Üç Dünya Savaşı mektubu, komplocu bir dünya görüşüne sahip olanlar için ne kadar yararlı olsa da, ciddi bir incelemeden geçemez ve onu ciddiyetle kullanan herkesin araştırmalarında aptal ve dikkatsiz görünmesine neden oluyor.

Savaş kesinlikle gizli gündemleri olan kişiler tarafından uydurulur, manipüle edilir ve istismar edilir. Saddam'ın kitle imha silahları yetenekleri, ABD'nin ve 11 Eylül'ü çevreleyen diğer Hükümetlerin ve hatta Dünya Savaşlarından kurumsal olarak yararlananların ön bilgi ve suç ortaklığı unsurları hakkındaki yalanlar, savaşın yetkililerimiz ve medyanın bize anlattıklarından çok daha fazlası olduğunu kanıtlıyor. Ve evet, Arap Dünyası ile nükleer silahlı Siyonistler arasındaki çatışma çok gerçek bir tehdittir. Ancak statükoya meydan okumak ve bu tehditleri azaltmak istiyorsak fantezileri bırakmamız gerekiyor. Dünya liderlerinin ve çatışmayı körükleyen iktidar konumlarındaki kişilerin isimleri, unvanları ve emir komuta zincirleri vardır. İlluminati adı verilen gizli olmayan gizli bir topluluğun arkasına saklanmıyorlar ve kesinlikle uzun süre önce ölmüş olan Şeytani Konfederasyon Generalinin emriyle çalışmıyorlar.

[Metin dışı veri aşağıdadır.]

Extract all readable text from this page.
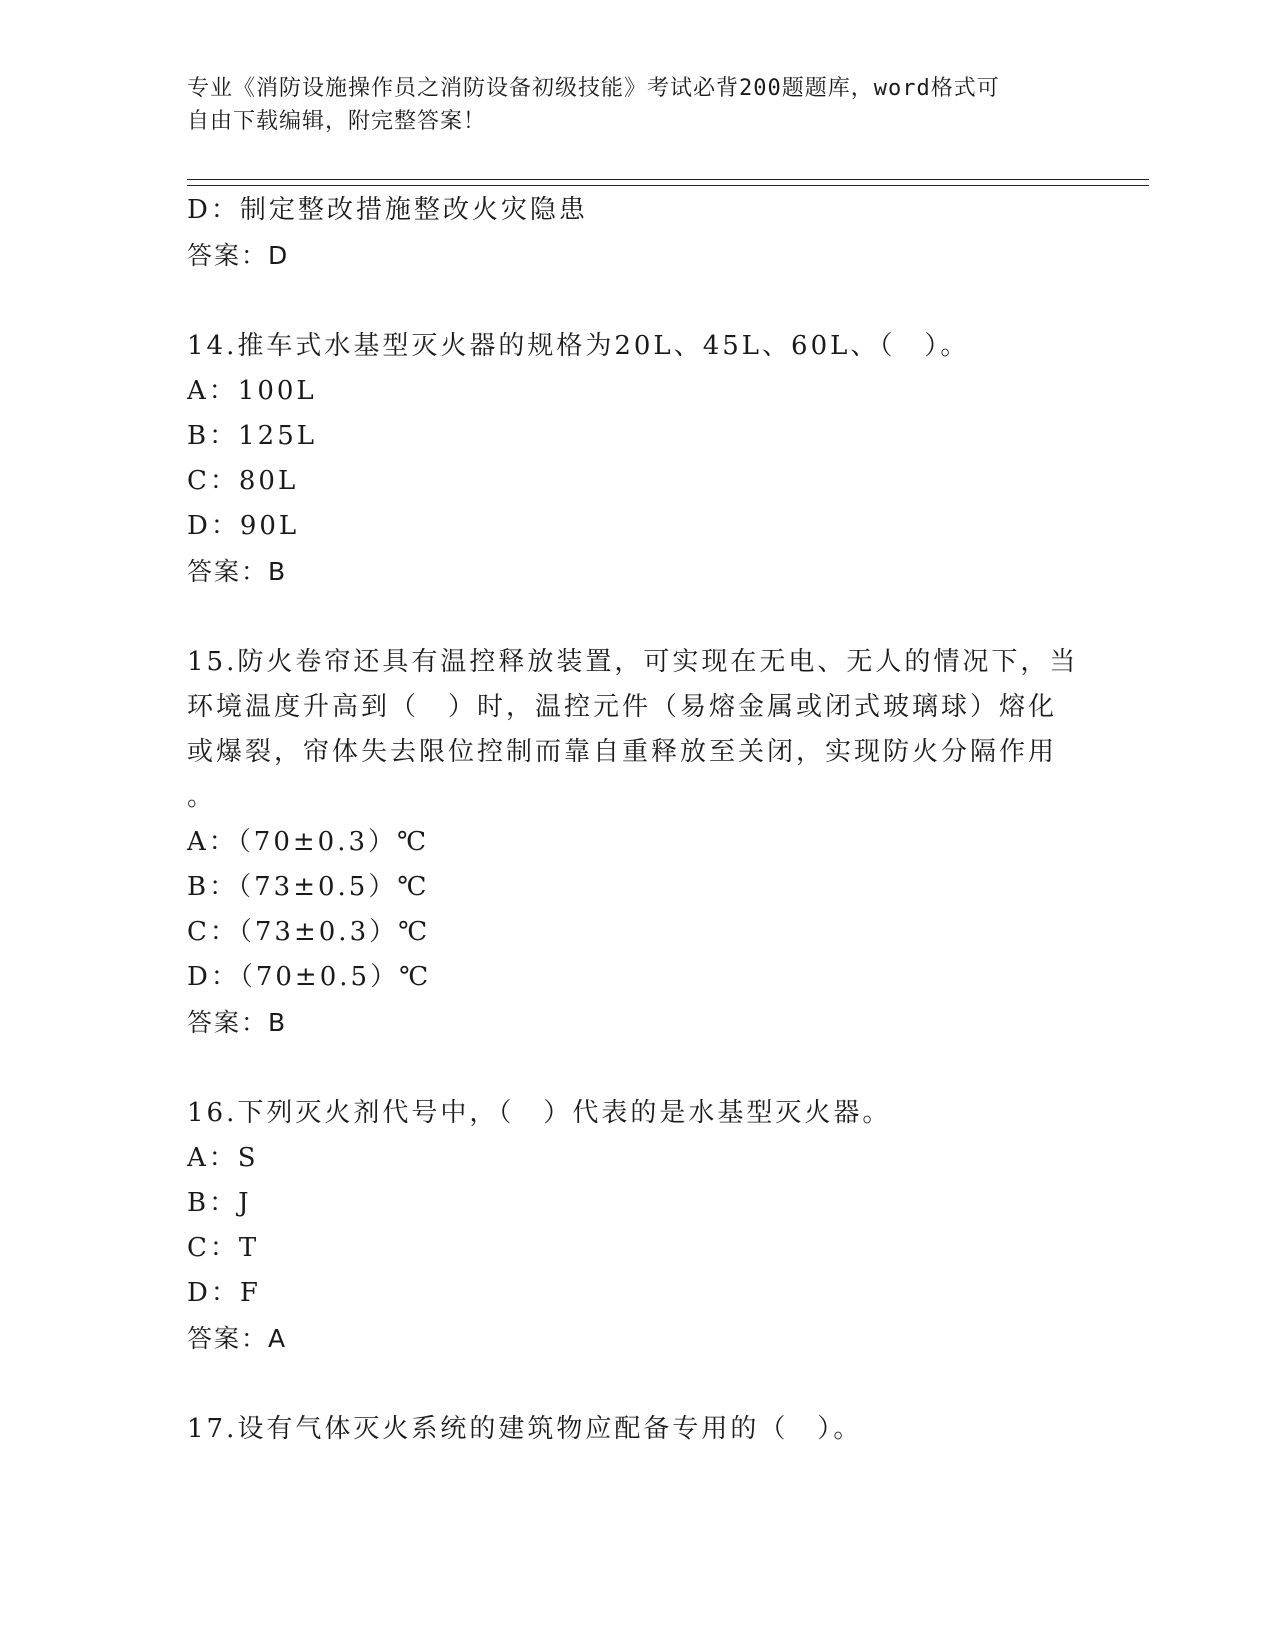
专业《消防设施操作员之消防设备初级技能》考试必背200题题库，word格式可
自由下载编辑，附完整答案！
D：制定整改措施整改火灾隐患
答案：D
14.推车式水基型灭火器的规格为20L、45L、60L、（　）。
A：100L
B：125L
C：80L
D：90L
答案：B
15.防火卷帘还具有温控释放装置，可实现在无电、无人的情况下，当
环境温度升高到（　）时，温控元件（易熔金属或闭式玻璃球）熔化
或爆裂，帘体失去限位控制而靠自重释放至关闭，实现防火分隔作用
。
A：（70±0.3）℃
B：（73±0.5）℃
C：（73±0.3）℃
D：（70±0.5）℃
答案：B
16.下列灭火剂代号中，（　）代表的是水基型灭火器。
A：S
B：J
C：T
D：F
答案：A
17.设有气体灭火系统的建筑物应配备专用的（　）。
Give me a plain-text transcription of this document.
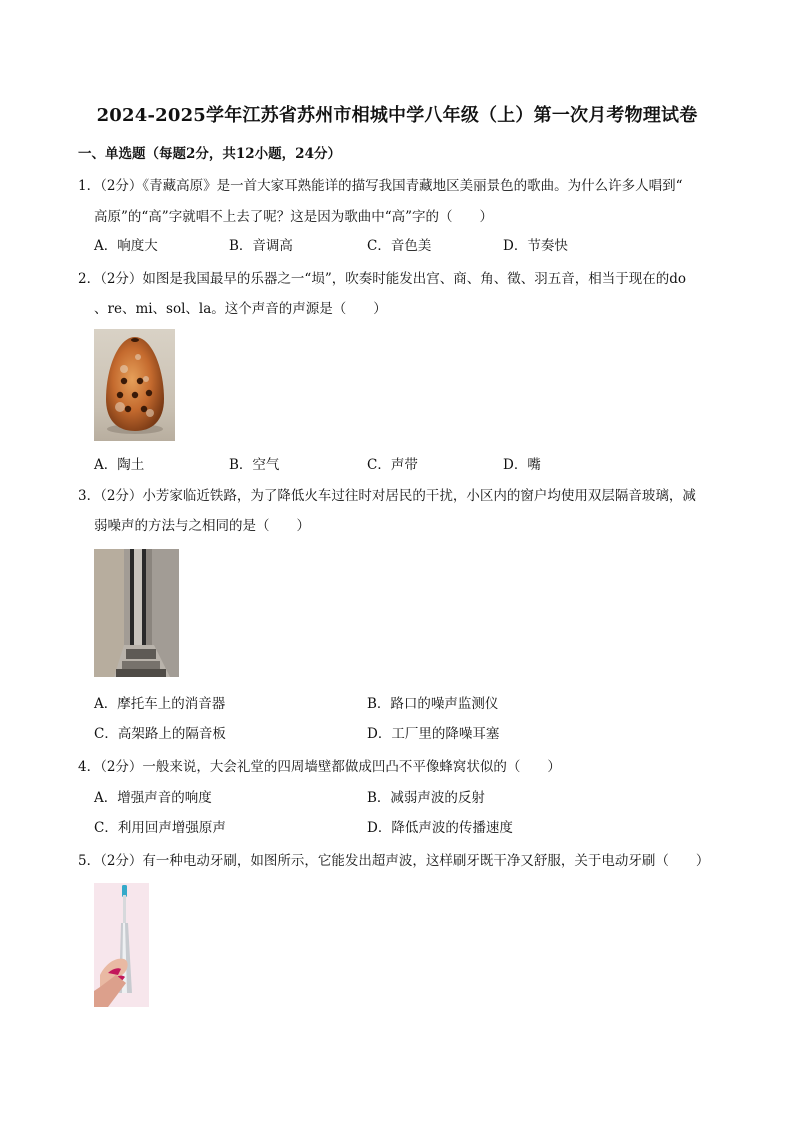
2024-2025学年江苏省苏州市相城中学八年级（上）第一次月考物理试卷
一、单选题（每题2分，共12小题，24分）
1．（2分）《青藏高原》是一首大家耳熟能详的描写我国青藏地区美丽景色的歌曲。为什么许多人唱到“
高原”的“高”字就唱不上去了呢？这是因为歌曲中“高”字的（　　）
A．响度大	B．音调高	C．音色美	D．节奏快
2．（2分）如图是我国最早的乐器之一“埙”，吹奏时能发出宫、商、角、徵、羽五音，相当于现在的do
、re、mi、sol、la。这个声音的声源是（　　）
A．陶土	B．空气	C．声带	D．嘴
3．（2分）小芳家临近铁路，为了降低火车过往时对居民的干扰，小区内的窗户均使用双层隔音玻璃，减
弱噪声的方法与之相同的是（　　）
A．摩托车上的消音器	B．路口的噪声监测仪
C．高架路上的隔音板	D．工厂里的降噪耳塞
4．（2分）一般来说，大会礼堂的四周墙壁都做成凹凸不平像蜂窝状似的（　　）
A．增强声音的响度	B．减弱声波的反射
C．利用回声增强原声	D．降低声波的传播速度
5．（2分）有一种电动牙刷，如图所示，它能发出超声波，这样刷牙既干净又舒服，关于电动牙刷（　　）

“Eh, sahte olmasının bir önemi yok, çünkü hepsi gerçek oldu” diyen, kandırılanlar, bildikleri metnin 50'li yıllara kadar yazılmadığını anlamalılar. Bu, Rus devriminden, Dünya Savaşlarından ve İsrail'in kuruluşundan sonraydı. Dolayısıyla yapılan tek “tahmin” Siyonistlerin Araplarla savaşacağı yönünde. Bunu çözmek için hiçbir zaman bir roket bilimcisi gerekmedi!